Le due precisazioni che seguono intendono solo testimoniare che lo scrivano, Genova la conosceva bene, tanto da poter garantire che era brutta davvero.
Brutta a tal punto che la città era così poco visitabile da circoscrivere le motivazioni per andarvi soltanto (così almeno la pensava lo scrivano) a Sex e Lavoro.

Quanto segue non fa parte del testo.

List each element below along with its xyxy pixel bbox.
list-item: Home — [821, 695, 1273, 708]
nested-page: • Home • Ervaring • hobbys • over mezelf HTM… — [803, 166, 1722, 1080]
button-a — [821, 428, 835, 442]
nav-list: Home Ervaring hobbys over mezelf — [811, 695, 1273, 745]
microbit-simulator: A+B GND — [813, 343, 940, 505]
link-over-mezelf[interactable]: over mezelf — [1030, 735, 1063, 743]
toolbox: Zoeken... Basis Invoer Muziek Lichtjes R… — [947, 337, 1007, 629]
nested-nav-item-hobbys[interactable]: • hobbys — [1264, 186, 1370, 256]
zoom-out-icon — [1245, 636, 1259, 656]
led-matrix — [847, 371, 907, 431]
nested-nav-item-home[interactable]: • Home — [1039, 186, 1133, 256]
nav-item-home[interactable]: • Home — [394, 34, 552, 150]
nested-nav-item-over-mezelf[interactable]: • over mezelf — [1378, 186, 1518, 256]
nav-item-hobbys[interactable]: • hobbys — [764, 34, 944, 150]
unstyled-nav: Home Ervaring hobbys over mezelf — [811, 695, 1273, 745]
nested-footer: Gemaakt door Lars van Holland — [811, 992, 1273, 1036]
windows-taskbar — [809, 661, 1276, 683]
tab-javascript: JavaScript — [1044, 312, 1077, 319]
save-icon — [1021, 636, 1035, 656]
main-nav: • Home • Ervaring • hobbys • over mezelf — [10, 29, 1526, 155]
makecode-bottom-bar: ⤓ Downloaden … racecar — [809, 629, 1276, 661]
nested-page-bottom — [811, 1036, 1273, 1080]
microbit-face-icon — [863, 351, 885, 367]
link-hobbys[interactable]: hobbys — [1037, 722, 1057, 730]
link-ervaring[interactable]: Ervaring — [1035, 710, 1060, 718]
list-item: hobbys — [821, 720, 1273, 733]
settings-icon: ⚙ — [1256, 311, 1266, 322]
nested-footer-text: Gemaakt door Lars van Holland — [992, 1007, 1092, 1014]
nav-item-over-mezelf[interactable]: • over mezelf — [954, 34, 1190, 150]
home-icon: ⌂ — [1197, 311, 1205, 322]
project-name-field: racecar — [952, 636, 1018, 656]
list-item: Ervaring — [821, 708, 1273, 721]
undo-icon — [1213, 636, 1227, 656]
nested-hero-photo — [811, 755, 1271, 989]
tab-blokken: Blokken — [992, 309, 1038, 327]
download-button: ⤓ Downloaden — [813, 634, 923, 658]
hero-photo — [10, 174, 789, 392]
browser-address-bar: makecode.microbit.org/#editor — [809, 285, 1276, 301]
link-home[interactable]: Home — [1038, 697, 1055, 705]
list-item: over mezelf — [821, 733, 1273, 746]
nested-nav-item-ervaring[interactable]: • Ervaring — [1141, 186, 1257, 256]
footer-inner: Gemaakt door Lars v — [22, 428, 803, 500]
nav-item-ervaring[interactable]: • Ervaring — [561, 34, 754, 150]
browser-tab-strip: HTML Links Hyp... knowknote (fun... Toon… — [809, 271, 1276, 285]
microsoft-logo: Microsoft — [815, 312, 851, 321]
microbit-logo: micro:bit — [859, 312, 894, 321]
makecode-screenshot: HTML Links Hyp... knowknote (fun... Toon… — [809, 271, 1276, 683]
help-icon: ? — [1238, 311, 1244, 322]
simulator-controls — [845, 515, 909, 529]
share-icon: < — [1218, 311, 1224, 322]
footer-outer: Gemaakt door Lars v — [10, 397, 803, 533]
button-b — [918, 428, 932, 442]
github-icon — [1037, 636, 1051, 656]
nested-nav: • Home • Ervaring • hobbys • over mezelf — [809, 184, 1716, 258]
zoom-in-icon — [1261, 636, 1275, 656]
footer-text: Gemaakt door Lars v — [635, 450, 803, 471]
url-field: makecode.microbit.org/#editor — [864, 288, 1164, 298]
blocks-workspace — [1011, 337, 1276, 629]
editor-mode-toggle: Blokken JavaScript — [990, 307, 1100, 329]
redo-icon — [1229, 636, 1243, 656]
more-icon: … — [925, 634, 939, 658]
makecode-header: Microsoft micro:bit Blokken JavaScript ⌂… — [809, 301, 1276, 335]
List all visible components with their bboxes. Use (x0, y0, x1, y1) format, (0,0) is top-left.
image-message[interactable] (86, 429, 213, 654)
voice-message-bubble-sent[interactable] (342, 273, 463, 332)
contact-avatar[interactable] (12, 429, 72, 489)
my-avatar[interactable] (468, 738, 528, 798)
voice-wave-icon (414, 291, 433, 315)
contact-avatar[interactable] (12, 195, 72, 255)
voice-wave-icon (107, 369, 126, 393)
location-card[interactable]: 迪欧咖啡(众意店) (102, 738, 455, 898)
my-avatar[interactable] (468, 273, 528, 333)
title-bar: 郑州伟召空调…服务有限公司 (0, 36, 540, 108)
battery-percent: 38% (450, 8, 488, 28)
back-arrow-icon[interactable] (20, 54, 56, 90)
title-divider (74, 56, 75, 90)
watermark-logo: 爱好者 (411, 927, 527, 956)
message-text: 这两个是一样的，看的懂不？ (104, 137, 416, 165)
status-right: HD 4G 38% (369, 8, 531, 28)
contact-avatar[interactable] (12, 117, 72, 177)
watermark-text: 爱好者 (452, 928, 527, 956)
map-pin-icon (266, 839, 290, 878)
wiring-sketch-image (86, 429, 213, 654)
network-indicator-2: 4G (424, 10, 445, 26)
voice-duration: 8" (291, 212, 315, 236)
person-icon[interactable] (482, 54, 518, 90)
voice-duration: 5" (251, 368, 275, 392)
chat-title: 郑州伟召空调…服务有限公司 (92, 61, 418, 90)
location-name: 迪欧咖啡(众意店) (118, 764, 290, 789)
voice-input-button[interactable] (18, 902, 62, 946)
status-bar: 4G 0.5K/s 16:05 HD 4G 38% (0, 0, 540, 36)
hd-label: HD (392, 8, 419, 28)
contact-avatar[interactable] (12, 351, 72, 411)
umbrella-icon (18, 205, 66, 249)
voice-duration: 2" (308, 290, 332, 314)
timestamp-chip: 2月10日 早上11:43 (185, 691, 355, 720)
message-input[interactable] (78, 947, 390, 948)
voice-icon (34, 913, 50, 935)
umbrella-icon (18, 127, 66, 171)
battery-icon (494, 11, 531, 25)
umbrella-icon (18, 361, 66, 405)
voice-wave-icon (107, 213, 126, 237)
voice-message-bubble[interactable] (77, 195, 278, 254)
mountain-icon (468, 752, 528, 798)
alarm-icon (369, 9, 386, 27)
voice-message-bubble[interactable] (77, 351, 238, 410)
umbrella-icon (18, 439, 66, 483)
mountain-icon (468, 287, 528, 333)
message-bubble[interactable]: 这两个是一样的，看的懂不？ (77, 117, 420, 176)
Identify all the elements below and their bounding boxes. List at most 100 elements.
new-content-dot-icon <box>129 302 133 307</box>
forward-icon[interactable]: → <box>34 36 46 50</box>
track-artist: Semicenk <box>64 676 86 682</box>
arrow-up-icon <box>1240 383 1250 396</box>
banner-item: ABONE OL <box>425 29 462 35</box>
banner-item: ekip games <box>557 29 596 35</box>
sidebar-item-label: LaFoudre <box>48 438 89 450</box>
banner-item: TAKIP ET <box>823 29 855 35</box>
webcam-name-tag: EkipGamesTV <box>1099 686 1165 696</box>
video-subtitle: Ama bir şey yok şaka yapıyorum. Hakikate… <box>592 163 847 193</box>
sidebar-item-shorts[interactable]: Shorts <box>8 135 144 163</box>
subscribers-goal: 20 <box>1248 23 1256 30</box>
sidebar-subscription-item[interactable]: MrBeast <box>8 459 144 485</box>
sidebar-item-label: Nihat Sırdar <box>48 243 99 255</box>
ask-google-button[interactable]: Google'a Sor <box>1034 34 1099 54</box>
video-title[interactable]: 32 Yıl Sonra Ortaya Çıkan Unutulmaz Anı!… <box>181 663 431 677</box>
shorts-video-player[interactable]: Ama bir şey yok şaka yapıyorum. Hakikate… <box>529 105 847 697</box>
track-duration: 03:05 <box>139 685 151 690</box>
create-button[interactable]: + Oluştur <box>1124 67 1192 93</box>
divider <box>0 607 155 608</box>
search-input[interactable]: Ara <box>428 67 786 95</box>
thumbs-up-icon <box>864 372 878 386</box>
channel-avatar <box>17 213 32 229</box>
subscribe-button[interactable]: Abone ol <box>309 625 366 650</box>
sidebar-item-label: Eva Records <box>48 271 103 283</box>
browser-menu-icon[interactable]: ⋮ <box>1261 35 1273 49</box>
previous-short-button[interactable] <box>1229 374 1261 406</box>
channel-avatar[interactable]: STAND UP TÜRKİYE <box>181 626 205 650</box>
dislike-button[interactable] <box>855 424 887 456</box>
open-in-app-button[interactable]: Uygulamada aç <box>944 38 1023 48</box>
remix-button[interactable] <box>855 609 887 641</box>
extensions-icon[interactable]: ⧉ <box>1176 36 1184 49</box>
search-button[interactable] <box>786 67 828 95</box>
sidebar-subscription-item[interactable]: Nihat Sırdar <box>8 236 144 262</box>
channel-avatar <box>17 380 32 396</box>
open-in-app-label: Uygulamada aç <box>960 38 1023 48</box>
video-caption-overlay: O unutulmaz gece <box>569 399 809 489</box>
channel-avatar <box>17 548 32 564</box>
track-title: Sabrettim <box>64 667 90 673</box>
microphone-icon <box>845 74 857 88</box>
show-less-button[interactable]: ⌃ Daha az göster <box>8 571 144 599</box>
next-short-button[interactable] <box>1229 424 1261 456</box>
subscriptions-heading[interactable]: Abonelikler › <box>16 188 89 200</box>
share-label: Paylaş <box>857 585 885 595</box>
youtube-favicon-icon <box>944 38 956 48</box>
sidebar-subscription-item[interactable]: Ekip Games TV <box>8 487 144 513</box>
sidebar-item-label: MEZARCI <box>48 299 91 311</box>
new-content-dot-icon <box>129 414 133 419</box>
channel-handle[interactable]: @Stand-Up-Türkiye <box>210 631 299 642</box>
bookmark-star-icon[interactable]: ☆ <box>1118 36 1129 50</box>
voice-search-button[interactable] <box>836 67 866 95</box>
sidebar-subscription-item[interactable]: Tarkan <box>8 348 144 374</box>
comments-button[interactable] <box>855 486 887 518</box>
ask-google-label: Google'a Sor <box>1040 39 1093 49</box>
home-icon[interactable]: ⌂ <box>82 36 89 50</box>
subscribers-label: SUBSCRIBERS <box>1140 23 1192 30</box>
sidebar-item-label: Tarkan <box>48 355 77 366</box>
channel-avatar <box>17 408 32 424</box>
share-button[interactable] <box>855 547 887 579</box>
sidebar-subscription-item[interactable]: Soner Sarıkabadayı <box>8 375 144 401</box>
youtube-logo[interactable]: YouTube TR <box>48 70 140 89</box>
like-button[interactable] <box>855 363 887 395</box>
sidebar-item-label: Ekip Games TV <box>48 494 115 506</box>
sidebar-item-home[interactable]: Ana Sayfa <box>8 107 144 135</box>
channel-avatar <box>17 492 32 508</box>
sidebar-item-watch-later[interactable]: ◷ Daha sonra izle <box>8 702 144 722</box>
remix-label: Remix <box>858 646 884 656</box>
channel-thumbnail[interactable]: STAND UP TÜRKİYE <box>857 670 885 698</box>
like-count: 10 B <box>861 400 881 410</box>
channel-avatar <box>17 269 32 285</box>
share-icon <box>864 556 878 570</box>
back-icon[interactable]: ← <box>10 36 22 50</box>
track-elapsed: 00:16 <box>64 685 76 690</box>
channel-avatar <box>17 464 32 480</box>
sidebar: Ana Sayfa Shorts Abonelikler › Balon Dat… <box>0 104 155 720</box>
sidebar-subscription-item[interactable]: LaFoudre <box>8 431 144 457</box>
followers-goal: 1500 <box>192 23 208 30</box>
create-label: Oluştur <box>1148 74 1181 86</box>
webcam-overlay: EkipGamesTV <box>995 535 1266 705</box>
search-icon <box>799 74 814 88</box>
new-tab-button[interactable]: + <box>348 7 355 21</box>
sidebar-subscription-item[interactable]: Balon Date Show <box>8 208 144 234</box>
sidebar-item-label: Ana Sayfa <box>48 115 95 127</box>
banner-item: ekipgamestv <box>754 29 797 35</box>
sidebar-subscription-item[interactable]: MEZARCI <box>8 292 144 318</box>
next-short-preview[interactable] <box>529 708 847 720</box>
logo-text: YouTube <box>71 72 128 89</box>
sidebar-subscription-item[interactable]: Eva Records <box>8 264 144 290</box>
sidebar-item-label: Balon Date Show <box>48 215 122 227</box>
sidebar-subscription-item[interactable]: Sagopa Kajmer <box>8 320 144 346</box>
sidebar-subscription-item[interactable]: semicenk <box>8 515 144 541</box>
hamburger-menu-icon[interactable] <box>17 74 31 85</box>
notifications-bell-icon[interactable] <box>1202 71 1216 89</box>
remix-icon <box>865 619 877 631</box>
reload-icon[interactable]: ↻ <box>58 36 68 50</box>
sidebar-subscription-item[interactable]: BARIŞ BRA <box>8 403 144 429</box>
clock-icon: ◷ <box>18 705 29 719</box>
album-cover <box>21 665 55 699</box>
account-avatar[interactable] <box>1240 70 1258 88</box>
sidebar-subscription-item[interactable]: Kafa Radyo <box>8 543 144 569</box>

Laddove per Sex si intendeva (e risulta che tuttora esistano, ma nemmeno i Lloyd di Londra assicurano più la vita di chi si avventura in quegli antri) la via Prè e i circostanti carruggi lardellati di corpivendole in bella mostra. Sarà stato il fascino delle “Putaines d’Amsterdam” liricizzate da Brel, o una sorta di ricerca filologica comparata con i bordelli della via Nodarà al Pireo (ahi, hai, hai le città di mare! perché nella ferrea legge del sesso prezzolato vanno inclusi anche i primi duecento metri delle Ramblas di Barcelona) fatto sta che lo scrivano, appena si ritrovava dalle parti di Genova, finiva a dare un occhio in via Prè. Anche perché (una giustificazione depurante la sporca coscienza di un sessuomane si trova sempre) come detto, la città era davvero brutta.